In the case of this particular proposal, we on the left may appear less likely targets than, say, religious reactionaries given to homophobia. That is not to say, however, that we are immune.

Homophobia, after all, has been a pernicious influence on the left in the past. Maxim Gorky, in an essay Proletarian humanism, once claimed: “Exterminate homosexuals and fascism will disappear.”4 The Gerry Healy groups’ longstanding anti-gay stance led to several splits, notably Alan Thornett’s Workers Socialist League - the late and unlamented Royston Bull and his Economic and Philosophic Science Review was infamous for continuing in this vein long after his break with Healy and Trotskyism. The largest American Maoist party, the RCP, only abandoned in 2001 the position that male homosexuality was an attack on women.

So let us imagine, say, a sympathising group to the American RCP. They sell a book by their beloved cult leader, Bob Avakian, dating from, for instance, 1993 on their stand at a protest - along with various other observations, it includes throwaway comments about male homosexuality being patriarchal. It would under the proposed legislation, presumably, be possible for the comrades to be hauled before the courts. If it were only loopy American Maoists at risk, that would be one thing, but a great deal of the work in all traditions of Marxism has had unfortunate (and vulgarly economistic) homophobia bolted on crudely. This, then, is an issue of immediate concern for any group with a long cited heritage.

Against state repression

That is merely one issue, however. Communists are opposed to all acts of state censorship (of which, in the end, this is an example). We oppose the adoption of further powers to inhibit free speech and demand that its current armoury of bans be dismantled.
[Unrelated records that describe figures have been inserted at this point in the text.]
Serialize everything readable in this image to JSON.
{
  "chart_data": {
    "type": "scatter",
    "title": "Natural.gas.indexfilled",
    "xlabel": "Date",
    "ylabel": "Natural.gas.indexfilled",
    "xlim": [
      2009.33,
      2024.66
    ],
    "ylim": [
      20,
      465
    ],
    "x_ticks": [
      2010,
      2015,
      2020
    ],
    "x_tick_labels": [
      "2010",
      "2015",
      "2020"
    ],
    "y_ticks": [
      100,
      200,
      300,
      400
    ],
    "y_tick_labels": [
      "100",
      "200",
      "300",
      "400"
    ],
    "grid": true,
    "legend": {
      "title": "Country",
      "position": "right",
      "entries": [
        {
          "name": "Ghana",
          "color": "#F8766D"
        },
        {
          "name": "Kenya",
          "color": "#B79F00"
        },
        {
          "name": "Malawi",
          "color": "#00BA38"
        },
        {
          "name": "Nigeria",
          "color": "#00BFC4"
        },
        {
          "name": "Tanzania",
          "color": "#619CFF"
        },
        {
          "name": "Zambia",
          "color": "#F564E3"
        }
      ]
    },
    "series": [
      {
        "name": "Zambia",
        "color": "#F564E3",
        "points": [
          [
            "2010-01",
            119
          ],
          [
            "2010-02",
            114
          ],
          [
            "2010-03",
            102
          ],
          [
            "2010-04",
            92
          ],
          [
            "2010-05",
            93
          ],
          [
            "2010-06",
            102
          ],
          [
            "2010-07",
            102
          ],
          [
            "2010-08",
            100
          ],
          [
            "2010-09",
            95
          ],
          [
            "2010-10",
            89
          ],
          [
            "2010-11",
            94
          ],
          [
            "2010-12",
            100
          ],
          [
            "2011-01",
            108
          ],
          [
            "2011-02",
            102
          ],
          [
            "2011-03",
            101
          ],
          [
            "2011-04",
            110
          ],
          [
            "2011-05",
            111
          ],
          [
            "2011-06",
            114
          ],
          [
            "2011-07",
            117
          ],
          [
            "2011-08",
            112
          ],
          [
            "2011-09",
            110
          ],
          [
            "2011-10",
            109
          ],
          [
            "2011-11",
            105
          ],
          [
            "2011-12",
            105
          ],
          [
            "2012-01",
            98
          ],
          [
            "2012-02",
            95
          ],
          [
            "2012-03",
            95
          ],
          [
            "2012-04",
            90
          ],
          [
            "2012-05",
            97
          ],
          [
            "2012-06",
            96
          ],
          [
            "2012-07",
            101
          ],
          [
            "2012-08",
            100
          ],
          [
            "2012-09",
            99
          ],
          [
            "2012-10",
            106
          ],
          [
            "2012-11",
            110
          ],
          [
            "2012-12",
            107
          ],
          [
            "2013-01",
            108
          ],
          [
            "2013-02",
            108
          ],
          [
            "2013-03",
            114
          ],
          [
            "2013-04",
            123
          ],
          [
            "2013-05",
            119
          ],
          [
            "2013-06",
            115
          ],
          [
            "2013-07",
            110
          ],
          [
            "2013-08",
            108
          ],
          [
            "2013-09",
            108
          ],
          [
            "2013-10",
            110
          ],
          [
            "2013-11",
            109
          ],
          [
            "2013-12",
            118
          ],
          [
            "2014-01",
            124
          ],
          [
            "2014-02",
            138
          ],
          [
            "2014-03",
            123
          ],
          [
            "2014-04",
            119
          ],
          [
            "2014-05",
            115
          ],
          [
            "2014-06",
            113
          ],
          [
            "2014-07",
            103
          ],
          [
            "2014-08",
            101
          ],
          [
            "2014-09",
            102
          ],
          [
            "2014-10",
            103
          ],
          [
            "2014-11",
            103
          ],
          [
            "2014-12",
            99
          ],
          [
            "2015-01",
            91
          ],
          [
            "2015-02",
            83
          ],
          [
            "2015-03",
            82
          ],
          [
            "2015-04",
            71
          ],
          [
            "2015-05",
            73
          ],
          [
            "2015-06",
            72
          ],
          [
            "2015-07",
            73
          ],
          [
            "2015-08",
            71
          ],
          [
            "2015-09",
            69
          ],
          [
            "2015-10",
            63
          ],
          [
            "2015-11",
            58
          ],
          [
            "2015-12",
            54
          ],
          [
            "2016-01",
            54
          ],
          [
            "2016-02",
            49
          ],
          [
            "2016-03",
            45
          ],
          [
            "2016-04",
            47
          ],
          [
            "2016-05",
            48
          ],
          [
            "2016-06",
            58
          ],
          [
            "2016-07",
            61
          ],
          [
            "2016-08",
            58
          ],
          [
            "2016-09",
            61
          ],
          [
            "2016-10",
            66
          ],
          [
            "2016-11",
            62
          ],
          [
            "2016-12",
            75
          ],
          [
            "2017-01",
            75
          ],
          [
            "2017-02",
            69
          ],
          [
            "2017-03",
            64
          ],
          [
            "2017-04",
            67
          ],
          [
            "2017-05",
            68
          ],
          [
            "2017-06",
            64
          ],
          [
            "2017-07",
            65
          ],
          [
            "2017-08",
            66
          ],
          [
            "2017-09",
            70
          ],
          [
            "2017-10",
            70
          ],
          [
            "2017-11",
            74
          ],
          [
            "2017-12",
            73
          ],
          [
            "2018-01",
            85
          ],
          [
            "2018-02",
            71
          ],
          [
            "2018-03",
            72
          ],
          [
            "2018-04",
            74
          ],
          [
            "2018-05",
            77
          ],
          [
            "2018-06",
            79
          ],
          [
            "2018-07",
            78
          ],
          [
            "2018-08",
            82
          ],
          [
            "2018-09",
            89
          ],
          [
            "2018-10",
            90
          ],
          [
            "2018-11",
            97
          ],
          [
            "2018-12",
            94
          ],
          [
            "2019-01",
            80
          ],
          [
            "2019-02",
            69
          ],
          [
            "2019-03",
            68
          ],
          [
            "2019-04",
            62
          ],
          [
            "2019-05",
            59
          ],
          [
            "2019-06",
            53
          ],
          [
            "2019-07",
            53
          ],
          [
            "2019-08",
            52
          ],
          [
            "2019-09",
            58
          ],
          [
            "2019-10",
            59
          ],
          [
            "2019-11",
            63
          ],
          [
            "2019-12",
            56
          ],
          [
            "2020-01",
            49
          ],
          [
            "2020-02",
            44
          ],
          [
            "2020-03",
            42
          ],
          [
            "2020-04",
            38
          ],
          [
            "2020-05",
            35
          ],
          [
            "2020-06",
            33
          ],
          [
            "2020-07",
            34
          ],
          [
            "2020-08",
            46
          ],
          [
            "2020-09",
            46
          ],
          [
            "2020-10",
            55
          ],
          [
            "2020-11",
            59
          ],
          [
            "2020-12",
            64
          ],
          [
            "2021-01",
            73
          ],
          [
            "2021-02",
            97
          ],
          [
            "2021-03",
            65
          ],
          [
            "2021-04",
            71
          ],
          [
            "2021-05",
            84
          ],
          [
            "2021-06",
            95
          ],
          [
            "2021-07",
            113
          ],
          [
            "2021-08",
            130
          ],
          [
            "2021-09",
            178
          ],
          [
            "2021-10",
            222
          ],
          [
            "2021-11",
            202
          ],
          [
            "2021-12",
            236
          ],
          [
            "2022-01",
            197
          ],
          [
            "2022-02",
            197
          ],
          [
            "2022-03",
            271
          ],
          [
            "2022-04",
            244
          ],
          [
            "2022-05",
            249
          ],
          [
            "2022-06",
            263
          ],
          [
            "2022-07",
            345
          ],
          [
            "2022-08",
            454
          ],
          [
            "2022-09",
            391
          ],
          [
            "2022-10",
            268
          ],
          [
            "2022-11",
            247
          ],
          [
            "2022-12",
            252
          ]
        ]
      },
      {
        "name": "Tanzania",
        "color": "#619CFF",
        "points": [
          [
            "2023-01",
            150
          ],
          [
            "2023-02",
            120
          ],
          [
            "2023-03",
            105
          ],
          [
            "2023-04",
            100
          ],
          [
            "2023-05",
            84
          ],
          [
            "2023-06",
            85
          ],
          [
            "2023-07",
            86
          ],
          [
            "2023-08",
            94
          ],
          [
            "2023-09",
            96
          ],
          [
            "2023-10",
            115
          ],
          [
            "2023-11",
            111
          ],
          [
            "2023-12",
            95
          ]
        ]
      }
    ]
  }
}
Capitalism lives and dies on divisions among the workers, and divisions between the workers and potential class allies against the system. It has a real, ‘rational’ interest in the existence of these divisions, and of the most irrational beliefs and prejudices. This is not a mere matter of certain bigoted capitalists - a conspiracy of Souter and Hoogstraten - but of a system which cannot but give life to these sorry phenomena.

This necessarily means that the state is unable to offer ‘prevention’ in any meaningful way, and must proceed directly to the ‘cure’ - ie, simple repression. As long as capitalism exists, every democratic right gained - including the rights of sexual, racial and other minorities - can never be considered secure. We will be forced, time and again, to defend what we have won and that fight has to be fought against the state.

Communists, as opposed to economists and opportunists, refuse to put these struggles at the bottom of our list of priorities. Not only are the proposed laws of direct significance in terms of possible repressive measures against our own working class movement: they are another token overture from British capitalism to the minorities whose active involvement in revolutionary politics would be a boon. We cannot abandon these layers to the right - this must necessarily be as much a part of ‘our turf’ as pay and conditions.


Notes

1. http://commentisfree.guardian.co.uk/peter_tatchell/2007/10/hate_speech_v_free_speech.html.

2. Jack Conrad has provided a brief taxonomy of such positions in this paper (November 30 2006).

3. See, for example, the American publication Workers World: www.workers.org/ww/2004/lgbtseries1007.php.